Machadada na Educação Física e no Desporto Escolar
Entretanto, em 1996, no decurso do projecto de desenvolvimento desportivo açoriano, o então Secretário Regional da Educação autorizou que a coordenação da Educação Física e do Desporto Escolar fosse transferida para a Direção Regional da Educação e, como tal, colocada numa gaveta sem fundo. Uma decisão política irresponsável, sem qualquer fundamentação técnica e pedagógica. Uma mudança catastrófica para o sistema educativo e desportivo na Região Autónoma dos Açores, quer dizer, voltámos à situação que ainda se vive no continente em que a educação física funciona em roda livre, sem respeito pelas etapas da formação desportiva e o desporto escolar não funciona. Esta situação conduziu o país aos últimos lugares da prática desportiva no contexto europeu, assim como às mais altas percentagens de abandono precoce da actividade desportiva nos escalões juniores nas diferentes modalidades desportivas. Actualmente, os clubes açorianos que participam em provas nacionais nos desportos colectivos têm imensa dificuldade em encontrar atletas formados na região  para as suas equipas, pelo que têm de recorrer frequentemente à  contratação de jogadores continentais. A Educação Física e o Desporto Escolar são a base de sustentação do desenvolvimento desportivo, em qualquer região ou país que possua um sistema educativo a funcionar correctamente.

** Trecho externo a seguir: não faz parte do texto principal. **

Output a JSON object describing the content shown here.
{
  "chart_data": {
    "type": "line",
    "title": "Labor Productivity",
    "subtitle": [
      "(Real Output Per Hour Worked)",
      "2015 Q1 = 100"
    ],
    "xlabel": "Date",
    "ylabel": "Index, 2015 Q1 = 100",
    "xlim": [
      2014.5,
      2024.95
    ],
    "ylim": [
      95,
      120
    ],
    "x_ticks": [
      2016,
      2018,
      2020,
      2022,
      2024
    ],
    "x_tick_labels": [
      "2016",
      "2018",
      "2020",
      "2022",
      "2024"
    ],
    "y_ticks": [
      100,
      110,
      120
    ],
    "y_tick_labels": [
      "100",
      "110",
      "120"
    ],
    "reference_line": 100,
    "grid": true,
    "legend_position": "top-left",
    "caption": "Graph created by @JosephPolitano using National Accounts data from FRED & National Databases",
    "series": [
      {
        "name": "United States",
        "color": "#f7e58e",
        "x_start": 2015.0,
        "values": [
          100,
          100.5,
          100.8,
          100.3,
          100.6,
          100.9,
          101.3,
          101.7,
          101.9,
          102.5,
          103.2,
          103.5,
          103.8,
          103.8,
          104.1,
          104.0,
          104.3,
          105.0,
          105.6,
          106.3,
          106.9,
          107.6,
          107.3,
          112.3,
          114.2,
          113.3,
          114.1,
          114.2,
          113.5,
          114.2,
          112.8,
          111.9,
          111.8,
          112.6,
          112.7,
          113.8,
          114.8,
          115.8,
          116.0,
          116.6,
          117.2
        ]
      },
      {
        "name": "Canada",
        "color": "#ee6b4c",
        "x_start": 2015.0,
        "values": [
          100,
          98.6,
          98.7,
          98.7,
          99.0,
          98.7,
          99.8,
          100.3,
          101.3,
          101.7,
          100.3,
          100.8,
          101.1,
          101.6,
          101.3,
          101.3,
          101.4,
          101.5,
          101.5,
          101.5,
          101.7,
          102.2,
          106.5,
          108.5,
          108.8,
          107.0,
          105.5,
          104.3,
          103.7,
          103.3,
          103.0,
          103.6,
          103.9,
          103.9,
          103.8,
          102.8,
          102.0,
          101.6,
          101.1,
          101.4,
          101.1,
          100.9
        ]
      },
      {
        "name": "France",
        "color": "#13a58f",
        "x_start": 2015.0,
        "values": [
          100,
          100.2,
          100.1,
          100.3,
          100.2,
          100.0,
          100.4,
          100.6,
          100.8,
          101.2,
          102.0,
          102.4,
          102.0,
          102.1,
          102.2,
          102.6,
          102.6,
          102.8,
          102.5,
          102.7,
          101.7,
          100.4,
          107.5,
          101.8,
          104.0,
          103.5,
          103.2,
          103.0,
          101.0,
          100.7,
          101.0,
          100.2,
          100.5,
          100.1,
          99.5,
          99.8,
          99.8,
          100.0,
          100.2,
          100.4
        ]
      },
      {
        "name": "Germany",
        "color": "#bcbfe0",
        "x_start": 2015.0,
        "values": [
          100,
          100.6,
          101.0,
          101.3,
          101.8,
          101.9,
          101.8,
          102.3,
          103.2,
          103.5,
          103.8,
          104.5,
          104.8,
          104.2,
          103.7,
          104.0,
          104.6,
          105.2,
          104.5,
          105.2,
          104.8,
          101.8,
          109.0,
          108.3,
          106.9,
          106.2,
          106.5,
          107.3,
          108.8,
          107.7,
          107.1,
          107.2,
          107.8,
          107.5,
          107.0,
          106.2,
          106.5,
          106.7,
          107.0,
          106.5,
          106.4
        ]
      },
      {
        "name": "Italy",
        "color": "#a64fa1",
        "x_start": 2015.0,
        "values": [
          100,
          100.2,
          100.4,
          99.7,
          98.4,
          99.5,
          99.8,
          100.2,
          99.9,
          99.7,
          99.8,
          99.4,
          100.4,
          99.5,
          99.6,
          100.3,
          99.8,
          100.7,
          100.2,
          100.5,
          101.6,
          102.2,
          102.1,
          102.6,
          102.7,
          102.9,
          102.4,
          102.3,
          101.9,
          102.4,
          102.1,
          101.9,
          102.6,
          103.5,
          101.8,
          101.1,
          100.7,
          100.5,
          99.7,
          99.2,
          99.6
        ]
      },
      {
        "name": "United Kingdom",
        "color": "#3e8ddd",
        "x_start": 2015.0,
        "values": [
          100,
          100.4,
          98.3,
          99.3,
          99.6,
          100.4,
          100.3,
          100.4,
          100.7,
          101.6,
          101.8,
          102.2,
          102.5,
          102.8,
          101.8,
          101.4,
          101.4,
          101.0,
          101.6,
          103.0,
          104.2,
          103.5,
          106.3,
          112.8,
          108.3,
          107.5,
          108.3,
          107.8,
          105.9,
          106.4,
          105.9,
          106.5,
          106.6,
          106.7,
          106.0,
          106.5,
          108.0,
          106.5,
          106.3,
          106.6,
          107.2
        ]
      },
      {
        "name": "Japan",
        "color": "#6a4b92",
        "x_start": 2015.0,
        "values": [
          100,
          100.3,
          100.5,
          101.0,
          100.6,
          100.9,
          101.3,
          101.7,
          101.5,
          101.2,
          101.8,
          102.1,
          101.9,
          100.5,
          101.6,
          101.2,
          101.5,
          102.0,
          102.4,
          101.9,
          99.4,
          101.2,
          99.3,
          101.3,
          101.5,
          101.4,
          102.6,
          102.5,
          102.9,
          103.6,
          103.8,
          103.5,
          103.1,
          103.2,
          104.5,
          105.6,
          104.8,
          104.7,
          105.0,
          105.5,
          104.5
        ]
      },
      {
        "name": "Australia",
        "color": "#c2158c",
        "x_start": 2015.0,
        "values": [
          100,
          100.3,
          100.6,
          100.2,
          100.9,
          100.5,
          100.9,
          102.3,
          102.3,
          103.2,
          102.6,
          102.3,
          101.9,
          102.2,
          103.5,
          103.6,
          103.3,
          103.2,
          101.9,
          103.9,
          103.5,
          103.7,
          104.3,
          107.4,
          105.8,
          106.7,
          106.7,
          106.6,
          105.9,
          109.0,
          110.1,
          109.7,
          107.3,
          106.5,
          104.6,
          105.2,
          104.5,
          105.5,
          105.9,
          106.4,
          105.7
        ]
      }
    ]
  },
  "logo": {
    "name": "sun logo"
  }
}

Assembleia Legislativa Regional asfixia o Desporto Açoriano
Recentemente, a Assembleia Legislativa Regional dos Açores, resolveu   chumbar a proposta do Plano e  Orçamento  para 2024. Nunca semelhante situação tinha ocorrido na história da autonomia açoriana. Esta decisão, contaminada por alguns interesses partidários,  põe em causa uma série de conquistas dos funcionários da administração pública regional e não só. O sistema desportivo açoriano é frágil, o grau de dependência dos clubes e associações desportivas do financiamento da Direção Regional do Desporto é elevado. A maior fatia do orçamento diz respeito ao custo das deslocações inter-ilhas  nas provas regionais e nas deslocações ao continente e Madeira para cumprimento da calendarização referente às provas nacionais. Se juntarmos a esse valor as despesas das viagens internas e estadia no território continental a situação começa a ficar complicada. O financiamento produzido pela Direção Regional do Desporto é feito sob a forma de Contratos Programa com natureza anual ou plurianual. Os picos de pagamento coincidem com o início do ano (Fev/Mar) e com o final das épocas desportivas (Julho/Agosto). Se os valores ultrapassarem o valor do duodécimo ficarão verbas por regularizar junto de clubes e associações desportivas. Ao que tudo indica vai haver eleições regionais no mês de Fevereiro e a aprovação do Plano e Orçamento para 2024 levará mais dois meses. A fragilidade da tesouraria dos clubes e das associações pode levar ao ponto de rotura do sistema desportivo açoriano e pode implicar a desistência de alguns clubes de participar nas provas nacionais por falta de fundo de maneio. A nova Assembleia Regional que resolva o problema que os ex-deputados criaram.